Léonato (James Wolstenholme), Bénédict (Stuart Jackson),
and Claudio (Ross Ramgobin)

Notwithstanding the estimable qualities of the conductor and director, Royal Academy Opera is a draw in itself. This is the third production I have seen there within a year, the others having been Così fan tutte and Sir Peter Maxwell Davies’s Kommilitonen! Though Béatrice et Bénédict proved the finest performance of all, both Così and Kommilitonen! had also proved highly impressive. Moreover, the contrast with Opera North’s unhappy Queen of Spades the preceding evening was stark. Not a single member of the cast disappointed; indeed, each in his or her own way enthralled. Nicholas Crawley offered a sharply-etched, genuinely amusing, characterisation of Somarone, the music master (Berlioz’s own creation), as beautifully sung as it was finely acted. Frederick Long impressed again, this time in the role of Don Pedro; he is fast emerging a versatile, highly-accomplished artist. Stuart Jackson and Rachel Kelly negotiated with aplomb the strenuous demands placed upon them in the title roles, whilst the stars of Jennifer France’s Héro and Ross Ramgobin’s Claudio shone brightly indeed, their lines both ardent yet elegantly shaped in fine Gallic fashion. The sixteen-strong chorus was outstanding: once again, this was a performance that would put to shame many of those one would encounter in the grandest of houses.

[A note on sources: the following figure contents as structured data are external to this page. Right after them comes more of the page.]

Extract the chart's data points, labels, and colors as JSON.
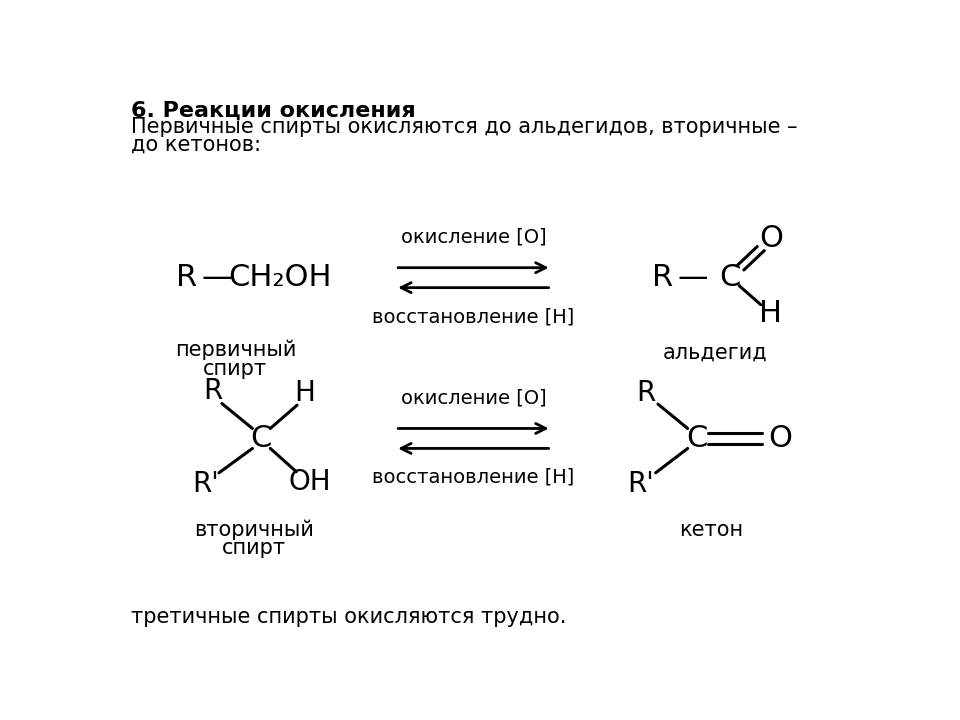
{
  "title_bold": "6. Реакции окисления",
  "subtitle_line1": "Первичные спирты окисляются до альдегидов, вторичные –",
  "subtitle_line2": "до кетонов:",
  "bg_color": "#ffffff",
  "text_color": "#000000",
  "footer": "третичные спирты окисляются трудно.",
  "r1_left": "R—CH₂OH",
  "r1_left_label1": "первичный",
  "r1_left_label2": "спирт",
  "r1_arrow_top": "окисление [O]",
  "r1_arrow_bot": "восстановление [H]",
  "r1_right_label": "альдегид",
  "r2_arrow_top": "окисление [O]",
  "r2_arrow_bot": "восстановление [H]",
  "r2_left_label1": "вторичный",
  "r2_left_label2": "спирт",
  "r2_right_label": "кетон",
  "fs_title": 16,
  "fs_body": 15,
  "fs_formula": 22,
  "fs_arrow_label": 14
}
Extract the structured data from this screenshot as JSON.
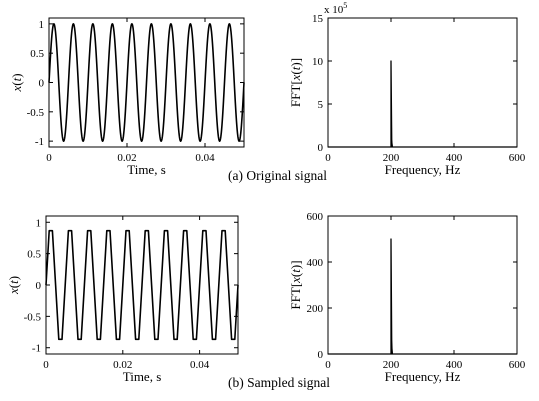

Final scene (some of the singers are from a different cast)

It is a sad reflection on France’s treatment of one of her greatest composers that the 1862 premiere of this very ‘French’ work took place in Baden-Baden, but then, even as late as 1990, an act of restitution to open the Opéra Bastille, an allegedly ‘complete’ performance of Les Troyens, would omit its ballet music. The land of Berlioz’s beloved Shakespeare, has often turned out, above all though not solely through the offices of Sir Colin Davis, to be friendlier territory. Let us hope that this new staging will have furnished many on stage and in the audience with newfound or confirmed enthusiasm for the cause. When one considers some of the works that bafflingly continue to hold our operatic stages, Berlioz deserves to be heard far more frequently.